Updated: Jul 6
I was watching my son play with a LeapPad toy book.
It had a sensing pen to teach colors, letters, numbers, etc by tracing them in a book.
It had similar functionality to a book that I remember as a kid.
The one I remember from 20 years ago had a big molded plastic shell, electronically sensing stylus, etc. It was heavy and bulky.
The modern version is so simple and low cost.
Everything was enclosed within the pen itself. The pen had a camera at the tip and recognized images by reading micro-printed patterns on the page. It had a speaker at the end.
Presumably, the pen was capable of working with any printed matter.

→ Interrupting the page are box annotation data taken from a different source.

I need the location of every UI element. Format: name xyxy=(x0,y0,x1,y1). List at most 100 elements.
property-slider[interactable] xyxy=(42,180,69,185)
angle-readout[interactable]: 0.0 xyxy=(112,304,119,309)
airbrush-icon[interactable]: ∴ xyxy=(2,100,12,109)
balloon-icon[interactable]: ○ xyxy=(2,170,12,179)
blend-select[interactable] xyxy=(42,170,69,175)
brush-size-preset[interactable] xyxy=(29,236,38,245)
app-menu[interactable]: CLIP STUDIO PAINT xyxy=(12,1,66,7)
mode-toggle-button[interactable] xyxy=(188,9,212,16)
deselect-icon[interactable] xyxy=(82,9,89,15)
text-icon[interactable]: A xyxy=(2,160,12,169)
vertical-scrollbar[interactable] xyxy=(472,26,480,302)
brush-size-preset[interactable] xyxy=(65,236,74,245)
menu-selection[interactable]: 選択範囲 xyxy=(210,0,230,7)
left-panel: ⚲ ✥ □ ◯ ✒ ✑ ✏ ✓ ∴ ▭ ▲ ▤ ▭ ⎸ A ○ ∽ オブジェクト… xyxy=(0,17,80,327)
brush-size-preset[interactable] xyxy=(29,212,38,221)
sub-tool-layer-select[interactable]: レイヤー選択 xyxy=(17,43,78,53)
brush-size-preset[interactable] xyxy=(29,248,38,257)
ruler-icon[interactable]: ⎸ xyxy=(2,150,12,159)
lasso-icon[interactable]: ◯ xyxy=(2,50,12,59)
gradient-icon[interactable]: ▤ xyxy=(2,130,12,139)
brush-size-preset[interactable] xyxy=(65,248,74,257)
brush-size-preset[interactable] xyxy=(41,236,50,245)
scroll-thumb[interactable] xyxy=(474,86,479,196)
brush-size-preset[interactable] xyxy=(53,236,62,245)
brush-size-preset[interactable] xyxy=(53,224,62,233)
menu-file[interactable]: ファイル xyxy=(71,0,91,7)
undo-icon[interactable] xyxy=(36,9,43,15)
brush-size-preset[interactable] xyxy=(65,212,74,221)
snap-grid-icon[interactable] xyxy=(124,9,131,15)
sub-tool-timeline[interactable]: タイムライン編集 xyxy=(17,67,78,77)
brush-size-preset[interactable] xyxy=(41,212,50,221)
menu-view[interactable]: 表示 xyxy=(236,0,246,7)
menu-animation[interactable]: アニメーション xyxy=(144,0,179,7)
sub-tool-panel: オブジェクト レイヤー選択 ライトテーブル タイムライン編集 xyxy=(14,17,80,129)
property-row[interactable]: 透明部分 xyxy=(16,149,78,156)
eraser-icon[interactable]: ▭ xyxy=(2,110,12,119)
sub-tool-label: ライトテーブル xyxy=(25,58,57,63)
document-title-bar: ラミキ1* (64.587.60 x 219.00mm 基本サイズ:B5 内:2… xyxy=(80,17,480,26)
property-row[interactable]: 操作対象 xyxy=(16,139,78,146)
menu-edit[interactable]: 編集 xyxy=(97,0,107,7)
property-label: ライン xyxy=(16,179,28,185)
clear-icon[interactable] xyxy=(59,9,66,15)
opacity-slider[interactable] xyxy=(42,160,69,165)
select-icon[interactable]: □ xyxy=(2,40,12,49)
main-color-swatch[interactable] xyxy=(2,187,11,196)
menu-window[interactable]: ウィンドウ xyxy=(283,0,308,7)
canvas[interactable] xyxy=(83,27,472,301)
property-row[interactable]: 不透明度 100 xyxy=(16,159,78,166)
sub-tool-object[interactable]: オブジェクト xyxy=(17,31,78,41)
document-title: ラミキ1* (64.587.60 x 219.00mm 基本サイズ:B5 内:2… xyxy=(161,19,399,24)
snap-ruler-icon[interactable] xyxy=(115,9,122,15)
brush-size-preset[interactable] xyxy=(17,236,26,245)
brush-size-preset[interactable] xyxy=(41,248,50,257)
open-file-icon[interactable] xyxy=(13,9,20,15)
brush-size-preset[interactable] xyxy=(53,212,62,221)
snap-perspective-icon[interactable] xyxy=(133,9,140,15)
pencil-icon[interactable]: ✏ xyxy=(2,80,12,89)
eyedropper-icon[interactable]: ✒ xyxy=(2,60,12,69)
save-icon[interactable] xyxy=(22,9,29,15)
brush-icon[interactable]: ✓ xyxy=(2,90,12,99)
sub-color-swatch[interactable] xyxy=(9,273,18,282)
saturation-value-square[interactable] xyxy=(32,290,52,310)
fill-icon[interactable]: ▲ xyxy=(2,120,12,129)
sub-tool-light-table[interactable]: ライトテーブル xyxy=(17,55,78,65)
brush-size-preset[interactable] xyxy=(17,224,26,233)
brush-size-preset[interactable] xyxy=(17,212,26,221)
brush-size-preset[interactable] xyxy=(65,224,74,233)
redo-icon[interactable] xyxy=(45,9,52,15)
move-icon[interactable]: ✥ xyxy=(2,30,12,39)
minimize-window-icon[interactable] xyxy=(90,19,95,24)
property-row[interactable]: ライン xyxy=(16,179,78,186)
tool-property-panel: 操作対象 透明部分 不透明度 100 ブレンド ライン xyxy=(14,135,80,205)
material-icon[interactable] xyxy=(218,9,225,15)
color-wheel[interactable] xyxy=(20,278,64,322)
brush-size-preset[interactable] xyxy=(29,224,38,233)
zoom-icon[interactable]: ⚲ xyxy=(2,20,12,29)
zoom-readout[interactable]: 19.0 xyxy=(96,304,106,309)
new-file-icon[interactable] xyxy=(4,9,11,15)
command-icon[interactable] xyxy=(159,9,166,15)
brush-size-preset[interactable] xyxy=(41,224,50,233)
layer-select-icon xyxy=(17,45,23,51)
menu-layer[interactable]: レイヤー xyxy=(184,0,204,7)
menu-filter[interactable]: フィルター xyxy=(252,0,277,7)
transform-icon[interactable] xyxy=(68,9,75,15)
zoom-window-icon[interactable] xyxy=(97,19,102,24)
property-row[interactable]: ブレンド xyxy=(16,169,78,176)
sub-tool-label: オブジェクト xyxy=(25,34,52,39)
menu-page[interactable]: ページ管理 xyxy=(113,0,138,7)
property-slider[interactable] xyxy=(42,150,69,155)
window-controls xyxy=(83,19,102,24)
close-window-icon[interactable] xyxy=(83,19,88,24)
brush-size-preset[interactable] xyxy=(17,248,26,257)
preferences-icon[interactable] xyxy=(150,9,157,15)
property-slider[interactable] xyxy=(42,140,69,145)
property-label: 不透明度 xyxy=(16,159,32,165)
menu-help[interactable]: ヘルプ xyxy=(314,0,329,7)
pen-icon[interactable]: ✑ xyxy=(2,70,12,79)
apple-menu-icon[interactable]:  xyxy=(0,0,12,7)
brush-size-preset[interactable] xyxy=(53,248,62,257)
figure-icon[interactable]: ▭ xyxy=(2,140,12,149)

Maybe it would even expand to allow user-generated content, printed from a home printer?
This is real innovation in the toy space, leveraging modern image recognition and 2D barcode reading technology to teach kids basic skills.
From a business perspective, it's a great way to provide a flexible learning platform that can grow and change with the kids, with low-cost supplement material (ink on paper)
The supplement material is low cost, which means high profit. Higher profits mean that there's room in the budget to partner with popular brands (licensing agreements to increase sales).
It's also a great example of cost-savings in production: The reduced size of the molded plastic housings means low-cost tools/molds.
I see product design innovation everywhere.
Thanks for all your thoughts and encouraging feedback.